The true meaning of "devilish grimaces" in Caribbean artwork was lost in translation to the first European tourists and was in fact friendly and welcoming, scientists said yesterday.

Early visitors to the Caribbean 500 years ago believed that the bared-teeth motif used in local arts and crafts was "an abominable expression, deformed and ferocious".

But it is now believed that what Europeans mistook to be frighteningly aggressive was actually depicting a smile.

Bridget Waller, of the University of Portsmouth's Department of Psychology, and Alice Samson, of Leiden University in the Netherlands, have analysed the artwork of the Taino culture of the Greater Antilles in the pre-Columbian Caribbean.

They found that in the 1400s, visitors believed the bared teeth expression carved on to wooden seats and shells used in bracelets and necklaces was anti-Christian.

But research of the culture of the Bahamas, Cuba and Hispaniola, published in the latest issue of Current Anthropology, has shown that the Europeans were unaware of the context of local art.

Dr Waller said the teams compared the images to the smiles used by social primates, such as rhesus monkeys and chimpanzees, and found that baring teeth can have a variety of meanings.

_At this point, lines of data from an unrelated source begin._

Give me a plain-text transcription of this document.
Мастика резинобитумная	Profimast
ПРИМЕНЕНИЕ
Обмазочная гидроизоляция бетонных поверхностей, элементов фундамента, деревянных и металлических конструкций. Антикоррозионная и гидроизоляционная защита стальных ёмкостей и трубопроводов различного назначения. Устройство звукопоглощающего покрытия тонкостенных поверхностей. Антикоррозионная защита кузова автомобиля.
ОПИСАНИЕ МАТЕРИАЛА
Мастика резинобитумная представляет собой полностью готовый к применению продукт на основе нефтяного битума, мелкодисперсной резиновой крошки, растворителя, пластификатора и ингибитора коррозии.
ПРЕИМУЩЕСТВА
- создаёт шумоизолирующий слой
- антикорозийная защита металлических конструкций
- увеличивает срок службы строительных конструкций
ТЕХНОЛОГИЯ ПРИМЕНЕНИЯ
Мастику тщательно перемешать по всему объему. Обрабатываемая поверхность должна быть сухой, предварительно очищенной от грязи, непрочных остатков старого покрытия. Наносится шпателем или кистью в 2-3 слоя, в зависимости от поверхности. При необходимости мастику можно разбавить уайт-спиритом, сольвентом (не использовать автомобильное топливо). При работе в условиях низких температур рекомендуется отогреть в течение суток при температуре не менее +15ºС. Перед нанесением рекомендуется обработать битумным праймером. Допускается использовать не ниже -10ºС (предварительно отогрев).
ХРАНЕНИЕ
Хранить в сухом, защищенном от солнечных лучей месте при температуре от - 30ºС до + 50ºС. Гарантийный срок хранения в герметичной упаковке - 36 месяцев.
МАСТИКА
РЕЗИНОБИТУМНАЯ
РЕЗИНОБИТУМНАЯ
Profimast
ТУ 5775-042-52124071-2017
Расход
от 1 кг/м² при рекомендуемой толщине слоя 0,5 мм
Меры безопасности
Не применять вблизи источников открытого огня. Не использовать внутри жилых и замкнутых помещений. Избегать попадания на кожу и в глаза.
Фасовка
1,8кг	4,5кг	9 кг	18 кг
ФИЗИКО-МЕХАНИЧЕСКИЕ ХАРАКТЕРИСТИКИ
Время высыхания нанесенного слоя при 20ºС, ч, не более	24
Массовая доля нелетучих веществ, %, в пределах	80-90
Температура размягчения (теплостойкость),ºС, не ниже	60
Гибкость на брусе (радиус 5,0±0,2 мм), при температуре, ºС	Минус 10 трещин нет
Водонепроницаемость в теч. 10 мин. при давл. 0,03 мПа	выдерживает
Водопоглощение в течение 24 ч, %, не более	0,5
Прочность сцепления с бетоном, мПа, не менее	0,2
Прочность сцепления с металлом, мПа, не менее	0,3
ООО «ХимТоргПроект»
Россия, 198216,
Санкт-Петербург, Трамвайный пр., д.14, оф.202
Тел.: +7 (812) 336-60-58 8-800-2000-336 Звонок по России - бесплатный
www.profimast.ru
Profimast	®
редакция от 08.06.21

These include happiness, a sign of submission and uncertainty.

Dr Waller said: "The Taino used the bared-teeth motif as a signal of affiliation and benign intent. It was most likely their version of depicting a smile.

"Exposed and clenched teeth are not common features of aggression.

"Studies of facial expression in human and non-human primates have shown that the bared-teeth expression is used in social contexts as an unambiguous signal of non-aggression, affiliation and benign intent. "Regardless of the specific context, baring teeth is most probably about social bonding.

"Our understanding of the social function of the human smile has increased enormously in the light of comparative data from other primate species."

Dr Waller added that a bared teeth motif is actually a more accurate depiction of a smile than the caricatured upturned curve commonly used as shorthand for a smile.